You have several issues. To fix the crash, replace Selector(("pressed:")) with #selector(pressed). The use of Selector is very out-of-date. Always use #selector.

Next, remove the @IBOutlet var button: UIButton! line. You don't need it.

Then change:

button = UIButton.init(type: UIButtonType.custom) as UIButton

to:

let button = UIButton(type: .custom)

Then update your pressed function to:

@objc func pressed(sender: UIButton){
    let buttonTitle = sender.currentTitle
    print(buttonTitle)
}

Note the addition of @objc. This is required for any function being used with a target/selector. Also note that sender is now UIButton instead of Any. It's best to set the sender's type to match the proper type.

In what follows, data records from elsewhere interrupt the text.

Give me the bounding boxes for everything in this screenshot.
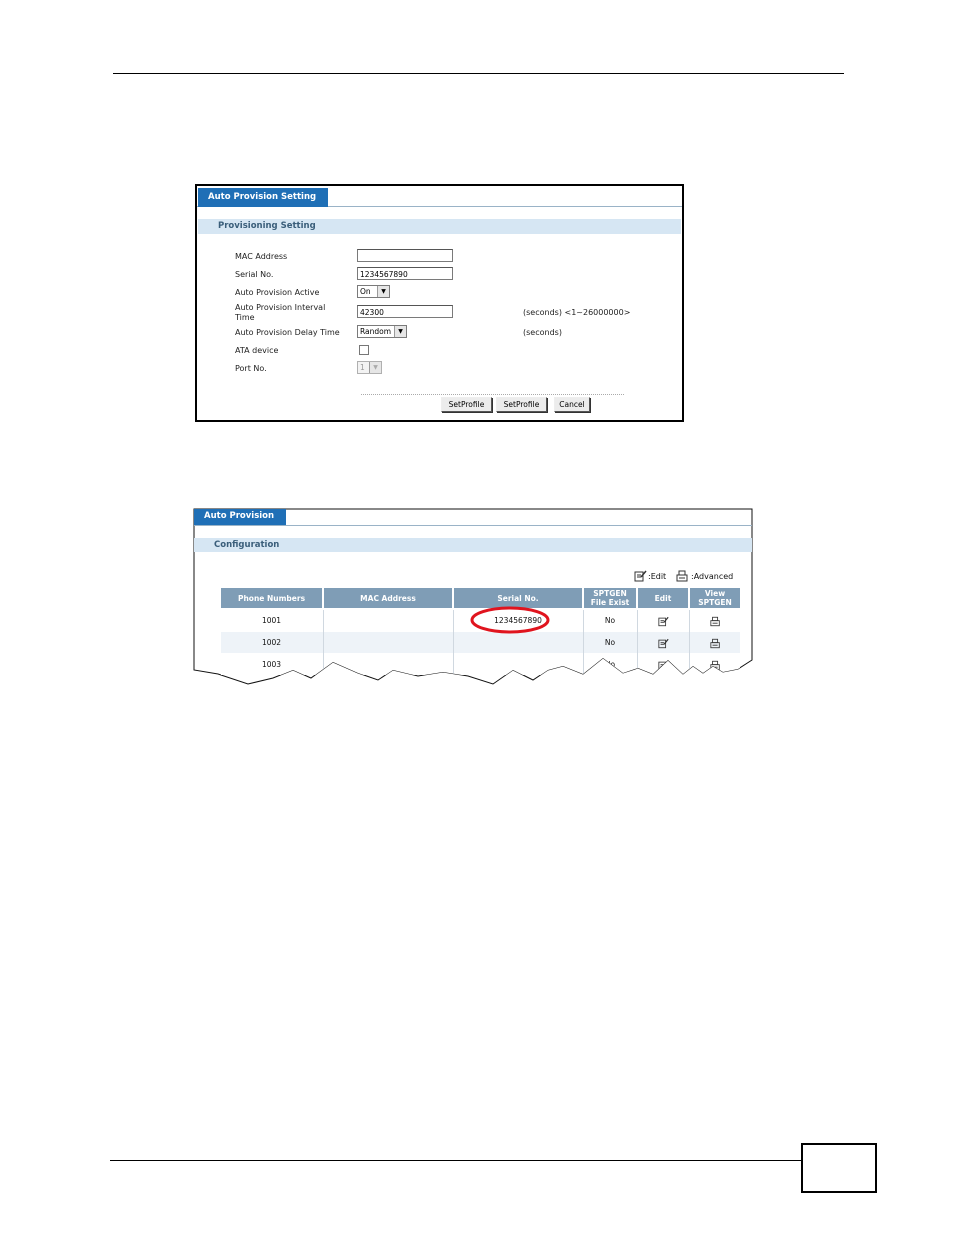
- col-header-view-line1: View: [704, 589, 726, 598]
- delay-time-label: Auto Provision Delay Time: [235, 328, 340, 337]
- footer-rule: [110, 1160, 802, 1161]
- edit-icon: [634, 570, 647, 582]
- tab-auto-provision[interactable]: Auto Provision: [194, 508, 286, 525]
- delay-time-value: Random: [360, 327, 392, 336]
- col-header-sptgen-exist: SPTGEN File Exist: [584, 588, 636, 608]
- interval-time-input[interactable]: 42300: [357, 305, 453, 318]
- section-provisioning-setting: Provisioning Setting: [198, 219, 681, 234]
- cell-file-exist: No: [604, 616, 616, 625]
- col-header-mac: MAC Address: [324, 588, 452, 608]
- ata-device-checkbox[interactable]: [359, 345, 369, 355]
- col-header-view-sptgen: View SPTGEN: [690, 588, 740, 608]
- cell-phone: 1001: [261, 616, 282, 625]
- col-header-sptgen-line1: SPTGEN: [593, 589, 627, 598]
- col-header-view-line2: SPTGEN: [698, 598, 732, 607]
- row-edit-button[interactable]: [638, 632, 688, 653]
- page-number-box: [801, 1143, 877, 1193]
- cell-mac: [324, 610, 452, 631]
- cell-file-exist: No: [604, 638, 616, 647]
- cell-phone: 1002: [261, 638, 282, 647]
- header-rule: [113, 73, 844, 74]
- setprofile-button-2[interactable]: SetProfile: [496, 397, 547, 412]
- cell-serial: [454, 632, 582, 653]
- mac-address-input[interactable]: [357, 249, 453, 262]
- auto-provision-active-label: Auto Provision Active: [235, 288, 320, 297]
- row-edit-button[interactable]: [638, 610, 688, 631]
- advanced-icon: [710, 638, 721, 649]
- legend-edit-label: :Edit: [648, 572, 667, 581]
- row-view-sptgen-button[interactable]: [690, 632, 740, 653]
- chevron-down-icon: ▼: [369, 362, 381, 373]
- port-no-select[interactable]: 1 ▼: [357, 361, 382, 374]
- row-view-sptgen-button[interactable]: [690, 610, 740, 631]
- section-configuration: Configuration: [194, 538, 752, 552]
- cell-phone: 1003: [261, 660, 282, 669]
- chevron-down-icon: ▼: [394, 326, 406, 337]
- advanced-icon: [710, 616, 721, 627]
- auto-provision-active-select[interactable]: On ▼: [357, 285, 390, 298]
- auto-provision-active-value: On: [360, 287, 371, 296]
- serial-no-input[interactable]: 1234567890: [357, 267, 453, 280]
- legend-advanced-label: :Advanced: [691, 572, 734, 581]
- cell-mac: [324, 632, 452, 653]
- tab-auto-provision-setting[interactable]: Auto Provision Setting: [198, 188, 328, 207]
- setprofile-button-1[interactable]: SetProfile: [441, 397, 492, 412]
- mac-address-label: MAC Address: [235, 252, 288, 261]
- tab-bar: Auto Provision: [194, 508, 752, 526]
- delay-hint: (seconds): [523, 328, 562, 337]
- edit-icon: [658, 638, 669, 649]
- col-header-phone: Phone Numbers: [221, 588, 322, 608]
- auto-provision-setting-screenshot: Auto Provision Setting Provisioning Sett…: [195, 184, 684, 422]
- port-no-value: 1: [360, 363, 365, 372]
- port-no-label: Port No.: [235, 364, 267, 373]
- divider: [361, 394, 624, 395]
- advanced-icon: [676, 570, 689, 582]
- chevron-down-icon: ▼: [377, 286, 389, 297]
- interval-label-line1: Auto Provision Interval: [235, 303, 326, 312]
- interval-label-line2: Time: [235, 313, 255, 322]
- auto-provision-config-screenshot: Auto Provision Configuration :Edit :Adva…: [193, 508, 753, 688]
- edit-icon: [658, 616, 669, 627]
- ata-device-label: ATA device: [235, 346, 279, 355]
- col-header-sptgen-line2: File Exist: [590, 598, 630, 607]
- cancel-button[interactable]: Cancel: [554, 397, 590, 412]
- delay-time-select[interactable]: Random ▼: [357, 325, 407, 338]
- highlight-ellipse: [468, 605, 552, 635]
- col-header-edit: Edit: [638, 588, 688, 608]
- serial-no-label: Serial No.: [235, 270, 274, 279]
- tab-bar: Auto Provision Setting: [197, 186, 682, 207]
- interval-hint: (seconds) <1~26000000>: [523, 308, 631, 317]
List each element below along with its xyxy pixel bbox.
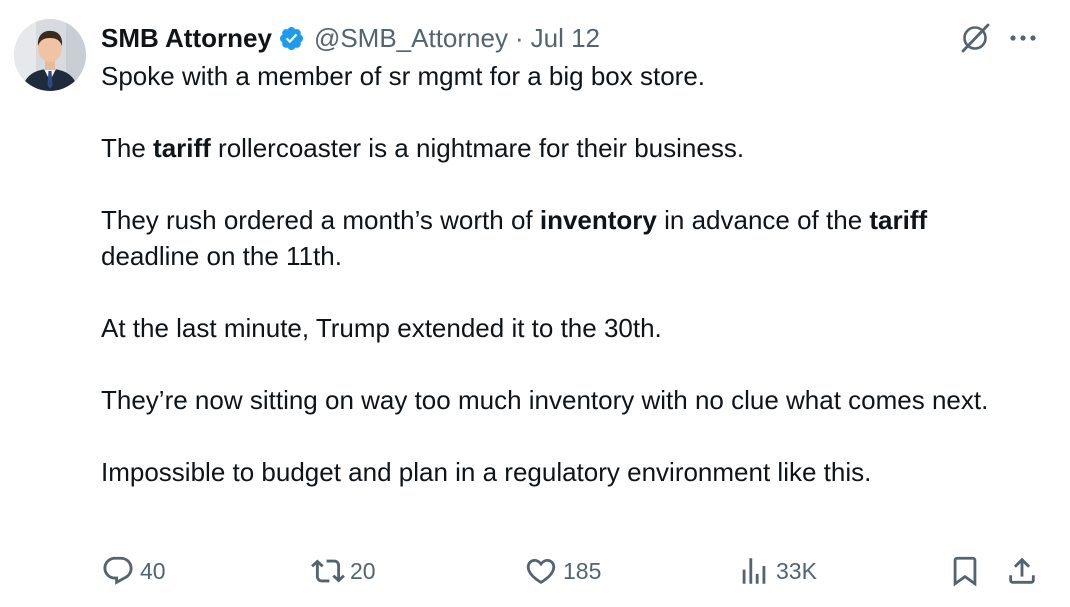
bookmark-button[interactable] <box>948 548 982 594</box>
views-chart-icon <box>742 558 766 584</box>
repost-count: 20 <box>350 557 376 584</box>
bold-keyword: tariff <box>869 205 928 235</box>
tweet-date[interactable]: Jul 12 <box>531 23 600 54</box>
share-button[interactable] <box>1005 548 1039 594</box>
share-icon <box>1009 557 1035 584</box>
views-count: 33K <box>776 557 817 584</box>
reply-button[interactable]: 40 <box>101 548 166 594</box>
bookmark-icon <box>953 556 977 587</box>
action-bar: 40 20 185 33K <box>0 548 1070 594</box>
bold-keyword: tariff <box>153 133 211 163</box>
more-icon[interactable] <box>1005 20 1041 56</box>
avatar-image <box>14 19 86 91</box>
display-name[interactable]: SMB Attorney <box>101 23 272 54</box>
tweet-paragraph: They’re now sitting on way too much inve… <box>101 385 989 415</box>
handle[interactable]: @SMB_Attorney <box>314 23 508 54</box>
like-count: 185 <box>563 557 602 584</box>
like-button[interactable]: 185 <box>524 548 601 594</box>
tweet-paragraph: They rush ordered a month’s worth of inv… <box>101 205 928 271</box>
tweet-text: Spoke with a member of sr mgmt for a big… <box>101 58 1021 490</box>
tweet-paragraph: At the last minute, Trump extended it to… <box>101 313 662 343</box>
tweet: SMB Attorney @SMB_Attorney · Jul 12 Spok… <box>0 0 1070 607</box>
avatar[interactable] <box>14 19 86 91</box>
separator-dot: · <box>514 22 524 53</box>
tweet-paragraph: Spoke with a member of sr mgmt for a big… <box>101 61 706 91</box>
bold-keyword: inventory <box>539 205 657 235</box>
verified-badge-icon[interactable] <box>278 25 305 52</box>
grok-icon[interactable] <box>957 20 993 56</box>
tweet-paragraph: Impossible to budget and plan in a regul… <box>101 457 872 487</box>
repost-icon <box>311 559 345 583</box>
tweet-header: SMB Attorney @SMB_Attorney · Jul 12 <box>101 18 600 58</box>
heart-icon <box>526 558 556 584</box>
repost-button[interactable]: 20 <box>311 548 376 594</box>
reply-icon <box>103 556 133 585</box>
tweet-paragraph: The tariff rollercoaster is a nightmare … <box>101 133 745 163</box>
reply-count: 40 <box>140 557 166 584</box>
views-button[interactable]: 33K <box>737 548 817 594</box>
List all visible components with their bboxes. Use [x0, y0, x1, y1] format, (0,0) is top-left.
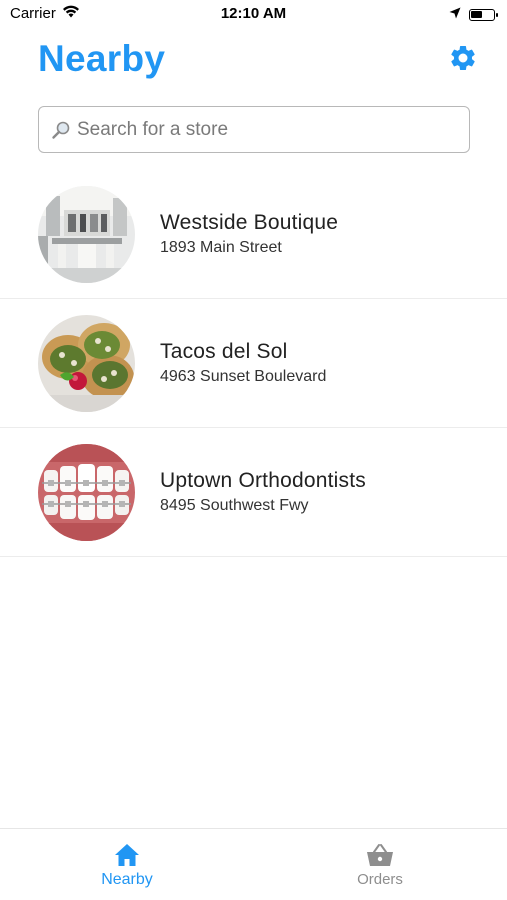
tab-label: Orders — [357, 871, 403, 888]
status-bar: Carrier 12:10 AM — [0, 0, 507, 28]
store-address: 4963 Sunset Boulevard — [160, 368, 327, 385]
status-right — [449, 6, 498, 23]
search-input[interactable] — [77, 118, 457, 141]
boutique-thumbnail — [38, 185, 135, 283]
braces-thumbnail — [38, 443, 135, 541]
home-icon — [67, 841, 187, 867]
store-name: Tacos del Sol — [160, 340, 288, 363]
store-address: 8495 Southwest Fwy — [160, 497, 309, 514]
tab-bar: Nearby Orders — [0, 828, 507, 900]
status-time: 12:10 AM — [220, 5, 287, 22]
header: Nearby — [38, 36, 493, 92]
page-title: Nearby — [38, 38, 166, 79]
store-name: Uptown Orthodontists — [160, 469, 366, 492]
store-item-tacos-del-sol[interactable]: Tacos del Sol 4963 Sunset Boulevard — [0, 299, 507, 428]
store-name: Westside Boutique — [160, 211, 339, 234]
store-item-westside-boutique[interactable]: Westside Boutique 1893 Main Street — [0, 170, 507, 299]
battery-icon — [469, 8, 498, 21]
tacos-thumbnail — [38, 314, 135, 412]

Here's all of your code with lots of little fixes:

func randomize() {
    var xAxis: CGFloat = 8.0
    var yAxis: CGFloat = 330.0

    for selectedSynonym in selectedSynonyms {
        let button = UIButton(type: .custom)
        button.frame = CGRect(x: xAxis, y: yAxis, width: 400, height: 50)
        button.backgroundColor = .black
        button.setTitle(selectedSynonym, for: .normal)
        button.setTitleColor(.white, for: .normal)
        button.addTarget(self, action: #selector(pressed), for: .touchUpInside)
        self.view.addSubview(button)
        xAxis = 10.0
        yAxis += 70.0
    }
}

@objc func pressed(sender: UIButton){
    let buttonTitle = sender.currentTitle
    print(buttonTitle)
}

Use camelCase, not snake_case when naming variables and functions. Make use of Swift type inference.